Felicia took both candles and held them high. As the candlelight erased the shadows, the murky objects began to take shape. A giltwood table, an ancient oak butter churn, a set of dining chairs, a child’s doll, a marbled armoire...
The armoire. It caught Lucinda’s attention instantly. Tyrolean painted, of a leafy green, it sat in a corner farthest from the door. It was a beautiful piece of furniture, quite heavy, she could tell, with a delicate frieze above two paneled doors painted with roses. Branches entwined with roses ran down the sides. There were two drawers underneath.
“Hold the candles high, Felicia,” Lucinda advised, her voice deliberately calm, “I want to look in that armoire.”
The path to the armoire was fairly clear, requiring no climbing over objects in its path. A little girl could easily have reached it and climbed in.
Standing in front of the paneled doors, Lucinda felt a most powerful, prescient feeling creep over her. Half in anticipation, half in dread, she had to take a deep breath to steady herself before she turned the latches and swung the doors wide.
“Oh, dear God.”
The candles shed just enough light that Lucinda could recognize the little red velvet dress, embroidered with wreaths of laurel leaves, the bottom flounced with a gold tassel fringe. “Move the candle down, Felicia,” she softly said. Yes, there were the little white kid shoes. Of the child, only bones remained, but enough that Lucinda could see she had curled on her side into a sleeping position, both hands tucked beneath her cheek.

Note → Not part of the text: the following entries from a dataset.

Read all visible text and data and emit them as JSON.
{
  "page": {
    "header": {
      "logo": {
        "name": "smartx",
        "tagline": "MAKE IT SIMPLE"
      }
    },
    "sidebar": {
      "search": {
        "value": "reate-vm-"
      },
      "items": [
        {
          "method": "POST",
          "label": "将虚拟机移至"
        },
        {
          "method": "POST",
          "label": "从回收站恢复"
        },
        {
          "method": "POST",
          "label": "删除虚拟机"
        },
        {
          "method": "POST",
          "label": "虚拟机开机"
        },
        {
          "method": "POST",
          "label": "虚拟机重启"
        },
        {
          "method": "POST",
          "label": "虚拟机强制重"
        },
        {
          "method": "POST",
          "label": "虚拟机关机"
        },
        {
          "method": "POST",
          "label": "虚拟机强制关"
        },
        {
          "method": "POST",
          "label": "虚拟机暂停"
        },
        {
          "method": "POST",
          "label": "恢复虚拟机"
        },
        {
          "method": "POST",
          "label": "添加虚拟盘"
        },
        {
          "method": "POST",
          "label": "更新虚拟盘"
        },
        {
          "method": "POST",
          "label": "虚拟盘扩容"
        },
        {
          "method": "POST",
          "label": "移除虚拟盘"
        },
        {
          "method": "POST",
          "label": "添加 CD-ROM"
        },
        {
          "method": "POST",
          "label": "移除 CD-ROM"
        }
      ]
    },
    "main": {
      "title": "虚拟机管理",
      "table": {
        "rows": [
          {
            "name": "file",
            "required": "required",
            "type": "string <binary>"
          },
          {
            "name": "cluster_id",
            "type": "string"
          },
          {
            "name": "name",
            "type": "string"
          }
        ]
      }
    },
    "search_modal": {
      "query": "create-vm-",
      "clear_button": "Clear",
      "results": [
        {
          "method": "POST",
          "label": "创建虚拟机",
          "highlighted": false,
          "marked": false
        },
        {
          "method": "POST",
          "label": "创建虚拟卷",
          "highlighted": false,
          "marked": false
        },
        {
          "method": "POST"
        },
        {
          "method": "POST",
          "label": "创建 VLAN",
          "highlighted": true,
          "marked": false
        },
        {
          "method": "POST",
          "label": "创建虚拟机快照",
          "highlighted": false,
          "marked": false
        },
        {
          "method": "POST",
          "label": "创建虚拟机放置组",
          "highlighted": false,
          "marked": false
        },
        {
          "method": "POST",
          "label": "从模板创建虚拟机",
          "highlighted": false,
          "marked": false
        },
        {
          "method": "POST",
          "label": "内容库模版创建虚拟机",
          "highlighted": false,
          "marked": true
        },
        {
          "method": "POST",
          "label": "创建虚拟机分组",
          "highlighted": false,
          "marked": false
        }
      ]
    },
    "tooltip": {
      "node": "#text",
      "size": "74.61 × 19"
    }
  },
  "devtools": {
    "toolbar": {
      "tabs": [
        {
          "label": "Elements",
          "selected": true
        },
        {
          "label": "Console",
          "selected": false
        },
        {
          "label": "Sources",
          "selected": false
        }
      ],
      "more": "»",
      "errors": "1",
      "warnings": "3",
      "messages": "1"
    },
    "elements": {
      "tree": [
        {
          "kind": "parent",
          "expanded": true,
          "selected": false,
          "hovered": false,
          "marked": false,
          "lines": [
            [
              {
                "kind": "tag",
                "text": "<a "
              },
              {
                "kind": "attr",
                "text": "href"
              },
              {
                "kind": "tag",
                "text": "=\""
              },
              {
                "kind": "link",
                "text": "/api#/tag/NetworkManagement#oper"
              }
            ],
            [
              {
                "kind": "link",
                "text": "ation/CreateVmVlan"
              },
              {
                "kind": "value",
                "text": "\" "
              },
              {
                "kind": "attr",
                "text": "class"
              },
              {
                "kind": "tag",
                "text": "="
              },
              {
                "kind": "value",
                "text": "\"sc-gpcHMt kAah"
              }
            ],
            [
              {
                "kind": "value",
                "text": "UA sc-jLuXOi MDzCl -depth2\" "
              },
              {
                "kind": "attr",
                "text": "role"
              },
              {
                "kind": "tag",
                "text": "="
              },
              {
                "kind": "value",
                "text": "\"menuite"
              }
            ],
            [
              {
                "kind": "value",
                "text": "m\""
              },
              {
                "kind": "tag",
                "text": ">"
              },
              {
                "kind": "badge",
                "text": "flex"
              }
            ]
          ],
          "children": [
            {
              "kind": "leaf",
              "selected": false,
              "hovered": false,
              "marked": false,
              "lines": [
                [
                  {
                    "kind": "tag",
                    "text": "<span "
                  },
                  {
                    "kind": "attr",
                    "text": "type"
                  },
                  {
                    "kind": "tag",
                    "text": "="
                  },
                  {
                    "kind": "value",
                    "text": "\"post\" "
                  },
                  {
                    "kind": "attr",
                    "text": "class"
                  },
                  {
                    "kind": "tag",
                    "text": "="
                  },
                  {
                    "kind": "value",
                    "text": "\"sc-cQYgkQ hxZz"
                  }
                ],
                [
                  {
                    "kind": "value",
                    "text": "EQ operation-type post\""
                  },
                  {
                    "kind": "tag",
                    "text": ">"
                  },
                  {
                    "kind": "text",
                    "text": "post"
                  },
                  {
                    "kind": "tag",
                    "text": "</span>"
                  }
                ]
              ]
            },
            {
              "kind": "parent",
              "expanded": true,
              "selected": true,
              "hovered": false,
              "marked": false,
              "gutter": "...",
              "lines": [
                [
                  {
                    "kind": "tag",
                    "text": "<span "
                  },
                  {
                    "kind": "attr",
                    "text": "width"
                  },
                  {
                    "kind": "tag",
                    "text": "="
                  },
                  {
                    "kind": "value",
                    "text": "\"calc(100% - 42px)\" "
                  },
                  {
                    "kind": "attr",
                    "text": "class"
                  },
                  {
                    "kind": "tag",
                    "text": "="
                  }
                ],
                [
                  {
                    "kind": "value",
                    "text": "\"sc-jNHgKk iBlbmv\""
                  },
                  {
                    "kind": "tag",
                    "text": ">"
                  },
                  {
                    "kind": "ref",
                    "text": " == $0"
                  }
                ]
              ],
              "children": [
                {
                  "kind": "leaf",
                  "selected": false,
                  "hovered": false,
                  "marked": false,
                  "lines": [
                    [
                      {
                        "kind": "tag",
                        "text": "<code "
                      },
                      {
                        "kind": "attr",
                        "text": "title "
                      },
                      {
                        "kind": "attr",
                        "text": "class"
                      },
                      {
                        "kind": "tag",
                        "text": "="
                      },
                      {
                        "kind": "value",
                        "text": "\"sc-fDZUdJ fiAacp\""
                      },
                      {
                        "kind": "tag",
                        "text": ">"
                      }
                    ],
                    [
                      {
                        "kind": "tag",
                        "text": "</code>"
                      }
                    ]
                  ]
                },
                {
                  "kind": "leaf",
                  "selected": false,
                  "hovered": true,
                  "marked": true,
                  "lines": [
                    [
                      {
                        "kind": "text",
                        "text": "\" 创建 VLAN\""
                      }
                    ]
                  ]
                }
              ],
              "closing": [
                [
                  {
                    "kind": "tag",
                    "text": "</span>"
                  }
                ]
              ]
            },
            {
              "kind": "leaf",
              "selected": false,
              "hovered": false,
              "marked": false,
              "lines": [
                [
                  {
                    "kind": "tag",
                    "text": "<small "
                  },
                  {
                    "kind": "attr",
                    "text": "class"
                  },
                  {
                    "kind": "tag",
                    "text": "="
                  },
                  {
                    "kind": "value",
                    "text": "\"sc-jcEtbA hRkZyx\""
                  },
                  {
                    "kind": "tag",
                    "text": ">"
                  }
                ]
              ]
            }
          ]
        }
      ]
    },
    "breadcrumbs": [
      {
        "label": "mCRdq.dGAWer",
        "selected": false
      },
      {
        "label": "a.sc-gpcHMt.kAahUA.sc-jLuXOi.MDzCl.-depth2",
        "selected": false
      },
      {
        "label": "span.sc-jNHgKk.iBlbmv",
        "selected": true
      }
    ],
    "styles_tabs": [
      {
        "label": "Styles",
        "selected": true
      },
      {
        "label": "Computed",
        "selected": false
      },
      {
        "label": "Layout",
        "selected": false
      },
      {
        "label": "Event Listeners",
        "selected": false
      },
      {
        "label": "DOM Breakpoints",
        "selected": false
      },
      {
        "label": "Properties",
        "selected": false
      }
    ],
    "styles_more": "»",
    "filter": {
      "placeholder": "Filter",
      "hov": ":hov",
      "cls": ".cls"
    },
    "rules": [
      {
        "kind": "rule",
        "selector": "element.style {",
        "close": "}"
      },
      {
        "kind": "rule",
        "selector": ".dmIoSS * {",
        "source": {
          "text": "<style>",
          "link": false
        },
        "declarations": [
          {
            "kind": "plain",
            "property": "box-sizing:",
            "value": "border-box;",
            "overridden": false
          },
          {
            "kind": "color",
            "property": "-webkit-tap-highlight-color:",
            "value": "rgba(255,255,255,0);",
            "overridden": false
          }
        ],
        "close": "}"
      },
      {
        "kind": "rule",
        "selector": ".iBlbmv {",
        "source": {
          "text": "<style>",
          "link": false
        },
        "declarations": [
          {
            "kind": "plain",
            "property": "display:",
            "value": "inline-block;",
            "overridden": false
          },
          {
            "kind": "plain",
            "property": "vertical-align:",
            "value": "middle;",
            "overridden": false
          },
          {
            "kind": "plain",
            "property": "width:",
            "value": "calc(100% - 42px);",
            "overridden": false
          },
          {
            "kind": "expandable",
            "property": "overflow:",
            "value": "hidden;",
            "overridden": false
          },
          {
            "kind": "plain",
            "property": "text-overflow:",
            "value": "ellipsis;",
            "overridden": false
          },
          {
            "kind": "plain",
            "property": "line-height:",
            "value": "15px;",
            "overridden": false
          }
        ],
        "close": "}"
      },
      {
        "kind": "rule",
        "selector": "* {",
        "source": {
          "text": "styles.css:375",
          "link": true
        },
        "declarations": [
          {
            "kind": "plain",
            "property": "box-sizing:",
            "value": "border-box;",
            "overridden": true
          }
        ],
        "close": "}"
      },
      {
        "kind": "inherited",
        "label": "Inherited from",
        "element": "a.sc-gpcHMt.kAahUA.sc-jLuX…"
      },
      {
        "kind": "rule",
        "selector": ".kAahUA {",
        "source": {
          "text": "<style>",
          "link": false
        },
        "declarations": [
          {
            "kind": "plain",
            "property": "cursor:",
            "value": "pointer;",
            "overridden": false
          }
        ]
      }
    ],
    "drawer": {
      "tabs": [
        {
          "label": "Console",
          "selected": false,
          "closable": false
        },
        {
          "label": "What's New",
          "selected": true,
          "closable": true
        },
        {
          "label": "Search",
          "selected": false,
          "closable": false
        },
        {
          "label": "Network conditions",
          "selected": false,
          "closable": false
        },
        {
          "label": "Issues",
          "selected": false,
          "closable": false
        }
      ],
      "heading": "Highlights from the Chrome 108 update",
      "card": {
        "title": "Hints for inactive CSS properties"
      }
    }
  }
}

Felicia peered over Lucinda’s shoulder. “It’s as if she just fell asleep,” she whispered.
Shaken to her very core, Lucinda examined the insides of the doors. Smooth, no latch of any kind. “She must have crawled in here to hide.”
“Perhaps she was playing hide-and-seek.”
“She pulled the door shut after her, not realizing she could not get out.”
In an anguished voice, Lady Perry declared, “Imagine being all alone, crying for help over and over again, but nobody came.”
“But it looks as if she was sleeping at the end,” said Lucinda, her voice trembling. “We can only hope she died peacefully. Come, let us leave. I cannot bear to look any longer.” She gently closed the doors, leaving the remains of little Marianne undisturbed. “Now we must decide what to do,” she said when they reached the main part of the attic again.